Our code requires the following libraries:

• PyTorch

pip install PyYAML
pip install numpy
pip install matplotlib
pip install scikit-learn
pip install seaborn

Example of configuration file for learning and evaluation

device: cuda
train:
  batch_size: 128
  train_epochs: 90
  loss:
    - bceloss
    - regularizationloss
  optim:
    name: adam
    learning_rate: 0.001
    others:
  lr_scheduler:
    name: steplr
    others:
      step_size: 30
      gamma: 0.1
  alpha: 0.1
  model_path: ./pretrained
  progress_path: ./train_progress
  plot_epochs: 10
model:
  architecture:
    encoder: ...
    decoder: ...
test:
  batch_size: 256
  n_components: 2
  model_path: ./pretrained/model_90.pt
  results_path: ./results

Use the code below to continue learning from the pretrained model.

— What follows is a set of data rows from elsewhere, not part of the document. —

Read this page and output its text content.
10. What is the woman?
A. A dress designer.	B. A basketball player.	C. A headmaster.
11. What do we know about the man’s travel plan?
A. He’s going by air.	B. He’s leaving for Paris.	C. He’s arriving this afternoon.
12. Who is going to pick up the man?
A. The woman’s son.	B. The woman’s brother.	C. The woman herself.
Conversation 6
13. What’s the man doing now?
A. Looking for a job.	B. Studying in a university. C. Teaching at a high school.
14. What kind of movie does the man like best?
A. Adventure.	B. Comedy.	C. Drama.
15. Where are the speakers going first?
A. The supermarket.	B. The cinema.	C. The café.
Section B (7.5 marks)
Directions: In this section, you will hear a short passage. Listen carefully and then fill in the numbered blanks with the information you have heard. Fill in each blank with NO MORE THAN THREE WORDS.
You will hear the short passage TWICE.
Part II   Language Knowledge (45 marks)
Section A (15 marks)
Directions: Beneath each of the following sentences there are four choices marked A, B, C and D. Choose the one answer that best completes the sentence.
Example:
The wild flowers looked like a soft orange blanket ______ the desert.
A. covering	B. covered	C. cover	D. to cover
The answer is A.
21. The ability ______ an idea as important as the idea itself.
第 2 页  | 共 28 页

python train.py --config './config/config.yaml'

python test.py --config './config/config.yaml'

Evaluate whether the input image is restored again through encoding and decoding. The image in the odd-numbered row is the original image, and the image in the even-numbered row is the generated image.

Evaluate whether images are well generated from random values.

Plot encoded latent vector of input images.